An example of the segmentation result can be seen in the figure below. The left figure shows the original slice (extracted from a 3D CT volume), the right figure shows the segmentation result. Red means the region is infected.
Our work is based on the pretrained model from this paper: A Rapid, Accurate and Machine-Agnostic Segmentation and Quantification Method for CT-Based COVID-19 Diagnosis link. We modified the parameters of the original model and add quantization to them in order to reduce the computation overhead. We also add security protocol on top of the network architecture. The security protocols we use (e.g., PAHE and GC) are standard protocols, which are not included in our code. You can refer to PAHE and GC if you are interested in their detailed implementation.
Since the ground truth label of the CT volume is not provided by the original paper, we use their pretrained model to generate segmentation masks on the testset and use these masks as the ground truth baseline of our method.

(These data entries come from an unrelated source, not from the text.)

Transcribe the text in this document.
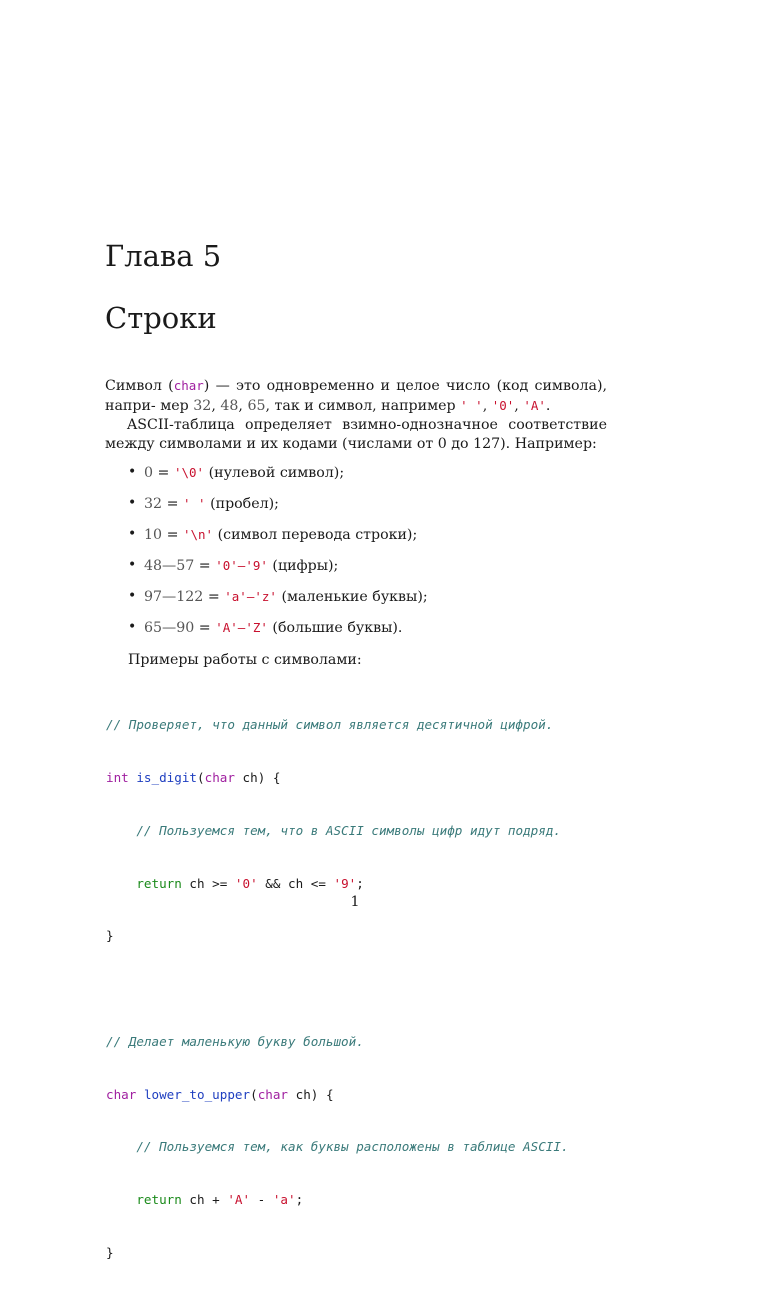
Глава 5
Строки

Символ (char) — это одновременно и целое число (код символа), напри- мер 32, 48, 65, так и символ, например ' ', '0', 'A'.

ASCII-таблица определяет взимно-однозначное соответствие между символами и их кодами (числами от 0 до 127). Например:

• 0 = '\0' (нулевой символ);
• 32 = ' ' (пробел);
• 10 = '\n' (символ перевода строки);
• 48—57 = '0'—'9' (цифры);
• 97—122 = 'a'—'z' (маленькие буквы);
• 65—90 = 'A'—'Z' (большие буквы).

Примеры работы с символами:

// Проверяет, что данный символ является десятичной цифрой.

int is_digit(char ch) {

// Пользуемся тем, что в ASCII символы цифр идут подряд.

return ch >= '0' && ch <= '9';

}

// Делает маленькую букву большой.

char lower_to_upper(char ch) {

// Пользуемся тем, как буквы расположены в таблице ASCII.

return ch + 'A' - 'a';

}

1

We need to evaluate how much the accuracy drops once we apply the security protocol in the inference phase. Therefore, we report the segmentation accuracy as Dice coefficient in our prediction.py script. The Dice coefficient of our baseline (no quantization and security protocol) is 1.0.
Existing secure inference solutions are usually very slow, we hope to design a protocol that can reduce the inference computation overhead and latency. Therefore, the runtime is also an important evaluation metric for our work. Since we break down the 3D segmentation into three 2D segmentation along each axis, we tested and reported the runtime of inference a single 2D image. The total runtime is the sum of all 2D inference.